Any star query in Oracle8 can be executed in parallel (this parallelization has been implemented on both partitioned tables and non-partitioned tables). As with all parallelized queries within Oracle, the query optimizer dynamically determines the appropriate degree of parallelism.


The Oracle8 star query algorithm provides:

  • Excellent performance without compromises: While the Oracle7 algorithm may be limited by the size of the generated Cartesian product or by the sparsity of the fact table, the performance of the Oracle8 algorithm is proportional to the amount of data required from the fact table. The Oracle8 star query algorithm is often more than ten times faster than the Oracle7 star query algorithm, and addresses a broader ranger of star queries than the Oracle7 algorithm.The Oracle8 star query algorithm is carefully designed to provide scalable performance in parallel hardware environments.
  • Efficient storage and easy maintenance: The fact table is indexed with single column bitmap indexes. Oracle’s bitmap indexes, with their patented compression technique, require relatively little storage. For many star schemas, these bitmap indexes are collectively 30 percent smaller than a single multi-column index. Bitmap indexes can be created very rapidly, in parallel. Because the bitmap indexes can be readily combined with each other, there is no need to build any redundant indexes (as was occasionally required for multi-column index solutions).
  • Ability to handle complex star schema: As discussed above, the Oracle8 algorithm is designed for schema with large numbers of dimension tables, snowflake schemas, and schemas that contain multiple fact tables.


The Oracle8 star-query algorithm represents the next generation in star query processing. The Oracle8 algorithm is truly advanced technology. While join-index solutions for star queries were implemented in commercial products over five years ago, the concept of applying a semi-join to star queries was only
proposed in academia less than two years ago. Oracle8’s innovative technique of combining this semi-join technique with query transformation technology and bitmap indexes, as well as Oracle’s unprecedented speed in bringing this query technology into its flagship product, is indicative of Oracle’s leadership in providing data warehouse technology.
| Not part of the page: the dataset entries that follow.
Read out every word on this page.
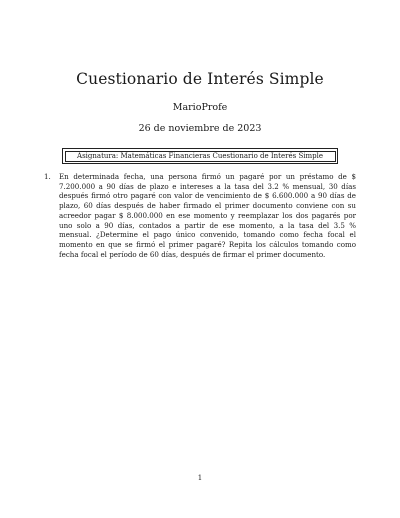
Cuestionario de Interés Simple
MarioProfe
26 de noviembre de 2023
Asignatura: Matemáticas Financieras Cuestionario de Interés Simple
1. En determinada fecha, una persona firmó un pagaré por un préstamo de $ 7.200.000 a 90 días de plazo e intereses a la tasa del 3.2 % mensual, 30 días después firmó otro pagaré con valor de vencimiento de $ 6.600.000 a 90 días de plazo, 60 días después de haber firmado el primer documento conviene con su acreedor pagar $ 8.000.000 en ese momento y reemplazar los dos pagarés por uno solo a 90 días, contados a partir de ese momento, a la tasa del 3.5 % mensual. ¿Determine el pago único convenido, tomando como fecha focal el momento en que se firmó el primer pagaré? Repita los cálculos tomando como fecha focal el período de 60 días, después de firmar el primer documento.
1
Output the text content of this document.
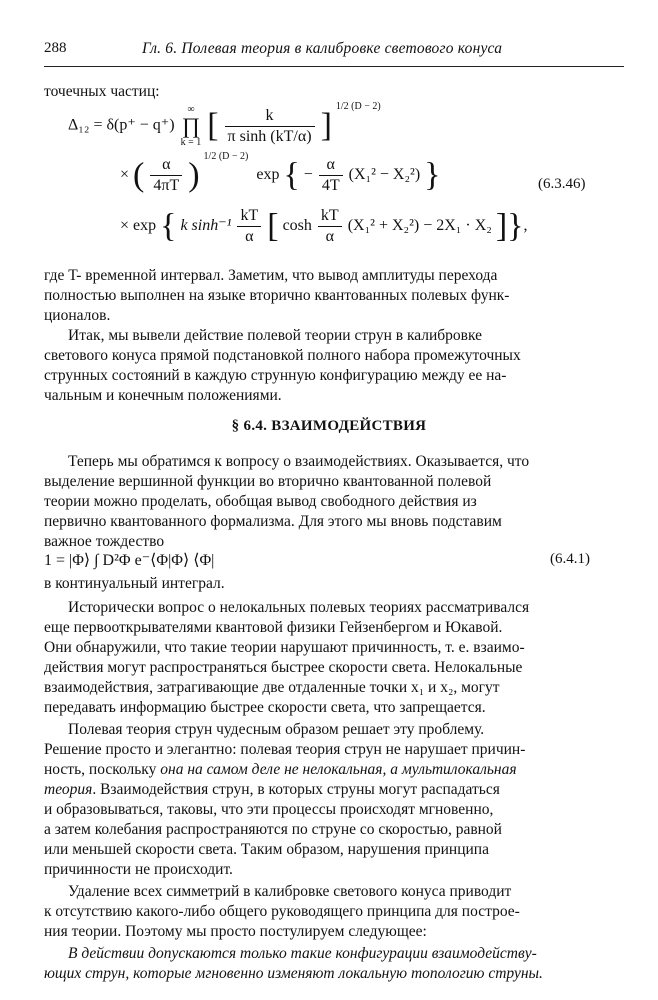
288	Гл. 6. Полевая теория в калибровке светового конуса
точечных частиц:
Δ₁₂ = δ(p⁺ − q⁺)
∞
∏
k = 1 [ $\frac{k}{\text{π sinh (kT/α)}}$ ] $^{1/2 (D - 2)}$
× ( $\frac{\alpha}{4\pi T}$ ) $^{1/2 (D - 2)}$  exp { − $\frac{\alpha}{4T} (X_1^2 - X_2^2)$ }	(6.3.46)
× exp { k $\sinh^{-1} \frac{kT}{\alpha}$ [ $\cosh \frac{kT}{\alpha} (X_1^2 + X_2^2) - 2X_1 \cdot X_2$ ]},
где T- временной интервал. Заметим, что вывод амплитуды перехода
полностью выполнен на языке вторично квантованных полевых функ-
ционалов.
Итак, мы вывели действие полевой теории струн в калибровке
светового конуса прямой подстановкой полного набора промежуточных
струнных состояний в каждую струнную конфигурацию между ее на-
чальным и конечным положениями.
§ 6.4. ВЗАИМОДЕЙСТВИЯ
Теперь мы обратимся к вопросу о взаимодействиях. Оказывается, что
выделение вершинной функции во вторично квантованной полевой
теории можно проделать, обобщая вывод свободного действия из
первично квантованного формализма. Для этого мы вновь подставим
важное тождество
1 = |Φ⟩ ∫ D²Φ e⁻⟨Φ|Φ⟩ ⟨Φ|	(6.4.1)
в континуальный интеграл.
Исторически вопрос о нелокальных полевых теориях рассматривался
еще первооткрывателями квантовой физики Гейзенбергом и Юкавой.
Они обнаружили, что такие теории нарушают причинность, т. е. взаимо-
действия могут распространяться быстрее скорости света. Нелокальные
взаимодействия, затрагивающие две отдаленные точки x₁ и x₂, могут
передавать информацию быстрее скорости света, что запрещается.
Полевая теория струн чудесным образом решает эту проблему.
Решение просто и элегантно: полевая теория струн не нарушает причин-
ность, поскольку она на самом деле не нелокальная, а мультилокальная
теория. Взаимодействия струн, в которых струны могут распадаться
и образовываться, таковы, что эти процессы происходят мгновенно,
а затем колебания распространяются по струне со скоростью, равной
или меньшей скорости света. Таким образом, нарушения принципа
причинности не происходит.
Удаление всех симметрий в калибровке светового конуса приводит
к отсутствию какого-либо общего руководящего принципа для построе-
ния теории. Поэтому мы просто постулируем следующее:
В действии допускаются только такие конфигурации взаимодейству-
ющих струн, которые мгновенно изменяют локальную топологию струны.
"Star Query Processing in the Oracle7 Server," Oracle White Paper, March 1996.

"Bitmap Indexes in the Oracle Server," Oracle White Paper, October 1995.

"Oracle8 Server Tuning," Oracle documentation, June 1997.

"Oracle8 Server Concepts," Oracle documentation, June 1997.

Kimball, Ralph, The Data Warehouse Toolkit, John Wiley & Sons, 1996

O'Neil, P. E., Graefe, G., "Multiple-table joins through bitmapped join indexes," SIGMOD Record, Vol. 24, No. 3, September 1995.